Testing and Simulation of Multilayer Polyvinylidene Fluoride-Based Piezoelectric Energy Harvester Devices

Power supply challenges for implantable medical devices, including pacemakers and health sensors, require device miniaturization for safe and minimally invasive implantation, as well as advancements in energy supply and storage technologies, such as high-density batteries and wireless power transmission. Traditional piezoelectric energy harvesters (EH) often exhibit high electrical impedances, which can restrict their use in energy harvesting systems.

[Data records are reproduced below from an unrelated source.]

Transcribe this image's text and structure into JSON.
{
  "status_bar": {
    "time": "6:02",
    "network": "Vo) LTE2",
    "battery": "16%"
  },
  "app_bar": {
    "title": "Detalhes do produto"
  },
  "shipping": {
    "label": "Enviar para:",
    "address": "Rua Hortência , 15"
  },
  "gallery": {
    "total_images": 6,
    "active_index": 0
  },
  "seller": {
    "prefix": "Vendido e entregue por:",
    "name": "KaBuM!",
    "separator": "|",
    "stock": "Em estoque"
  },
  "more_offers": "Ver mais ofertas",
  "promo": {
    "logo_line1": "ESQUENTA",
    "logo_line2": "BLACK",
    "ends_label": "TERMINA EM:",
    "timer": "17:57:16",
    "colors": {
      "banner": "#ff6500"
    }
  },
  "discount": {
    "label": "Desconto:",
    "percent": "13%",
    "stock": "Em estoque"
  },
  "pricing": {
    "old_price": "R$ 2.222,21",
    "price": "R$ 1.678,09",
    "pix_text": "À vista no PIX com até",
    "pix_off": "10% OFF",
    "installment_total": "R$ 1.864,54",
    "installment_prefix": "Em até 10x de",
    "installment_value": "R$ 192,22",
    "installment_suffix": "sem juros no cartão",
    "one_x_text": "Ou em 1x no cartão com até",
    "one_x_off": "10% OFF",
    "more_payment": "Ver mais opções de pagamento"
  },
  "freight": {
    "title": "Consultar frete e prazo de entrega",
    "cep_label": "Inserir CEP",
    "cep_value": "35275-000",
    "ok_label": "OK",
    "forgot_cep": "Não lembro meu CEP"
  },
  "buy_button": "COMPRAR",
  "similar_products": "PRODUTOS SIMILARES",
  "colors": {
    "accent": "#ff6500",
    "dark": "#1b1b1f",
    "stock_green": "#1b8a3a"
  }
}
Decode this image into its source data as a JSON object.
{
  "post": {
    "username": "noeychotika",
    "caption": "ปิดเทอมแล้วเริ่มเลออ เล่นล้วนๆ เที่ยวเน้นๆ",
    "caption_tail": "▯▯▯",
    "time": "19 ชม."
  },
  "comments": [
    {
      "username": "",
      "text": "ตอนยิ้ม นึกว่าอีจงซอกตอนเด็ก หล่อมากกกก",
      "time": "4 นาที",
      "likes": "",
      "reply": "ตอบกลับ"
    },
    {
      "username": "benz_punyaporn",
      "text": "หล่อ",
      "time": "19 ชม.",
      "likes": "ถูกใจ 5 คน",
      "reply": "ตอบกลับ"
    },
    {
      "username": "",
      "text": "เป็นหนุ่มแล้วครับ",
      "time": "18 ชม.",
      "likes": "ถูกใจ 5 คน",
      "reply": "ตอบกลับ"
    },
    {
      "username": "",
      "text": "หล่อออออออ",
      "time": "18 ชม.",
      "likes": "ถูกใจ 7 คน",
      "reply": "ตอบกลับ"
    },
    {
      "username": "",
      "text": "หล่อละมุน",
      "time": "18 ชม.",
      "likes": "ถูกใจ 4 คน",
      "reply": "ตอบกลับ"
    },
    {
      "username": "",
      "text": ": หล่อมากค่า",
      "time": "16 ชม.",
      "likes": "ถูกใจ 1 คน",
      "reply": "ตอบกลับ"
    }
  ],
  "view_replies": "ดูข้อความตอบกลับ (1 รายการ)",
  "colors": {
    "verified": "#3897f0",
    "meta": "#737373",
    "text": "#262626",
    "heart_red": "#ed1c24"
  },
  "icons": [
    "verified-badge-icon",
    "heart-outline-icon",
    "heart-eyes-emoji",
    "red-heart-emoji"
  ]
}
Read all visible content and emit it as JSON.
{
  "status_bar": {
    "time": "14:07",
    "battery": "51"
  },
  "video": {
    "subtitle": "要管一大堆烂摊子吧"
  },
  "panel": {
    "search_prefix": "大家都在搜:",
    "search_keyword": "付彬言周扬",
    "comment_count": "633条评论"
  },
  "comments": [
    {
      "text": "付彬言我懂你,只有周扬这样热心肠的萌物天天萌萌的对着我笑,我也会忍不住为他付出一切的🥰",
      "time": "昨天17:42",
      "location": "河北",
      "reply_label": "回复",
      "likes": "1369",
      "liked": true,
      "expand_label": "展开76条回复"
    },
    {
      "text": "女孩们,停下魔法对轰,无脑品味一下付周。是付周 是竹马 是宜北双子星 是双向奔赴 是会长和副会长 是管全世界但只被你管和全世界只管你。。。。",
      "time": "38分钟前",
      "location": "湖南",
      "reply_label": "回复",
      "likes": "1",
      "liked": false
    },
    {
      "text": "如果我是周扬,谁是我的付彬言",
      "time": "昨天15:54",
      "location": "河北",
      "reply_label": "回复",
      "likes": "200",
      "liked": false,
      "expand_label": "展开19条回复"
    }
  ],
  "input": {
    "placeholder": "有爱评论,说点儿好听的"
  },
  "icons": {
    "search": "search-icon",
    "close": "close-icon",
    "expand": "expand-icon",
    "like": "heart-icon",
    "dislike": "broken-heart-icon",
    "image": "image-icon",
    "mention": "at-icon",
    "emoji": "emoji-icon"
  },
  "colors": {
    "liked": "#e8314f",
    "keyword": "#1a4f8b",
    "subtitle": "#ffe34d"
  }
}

To address this limitation, a polymer-based multilayer flexible energy harvesting device composed of alternating dielectric and piezoelectric β-phase polyvinylidene fluoride (PVDF) layers is introduced. A theoretical mechanical model based on large-displacement beam theory is developed to quantify the stress experienced by the piezoelectric layer, and parametric simulations of the generated energy are conducted. Experimental results are compared with simulation outcomes. Furthermore, using real human heart kinematics obtained from epicardium surface measurements, the voltage and energy obtainable from the proposed devices are evaluated. The multilayer PVDF device demonstrates increased maximum output voltage and capacitance, along with reduced impedance compared to the single-layer configuration. The proposed EH multilayer PVDF-based provides significant advantages due to its simple and expandable architecture, indicating strong potential for supplying energy to small-scale devices for biomedical applications.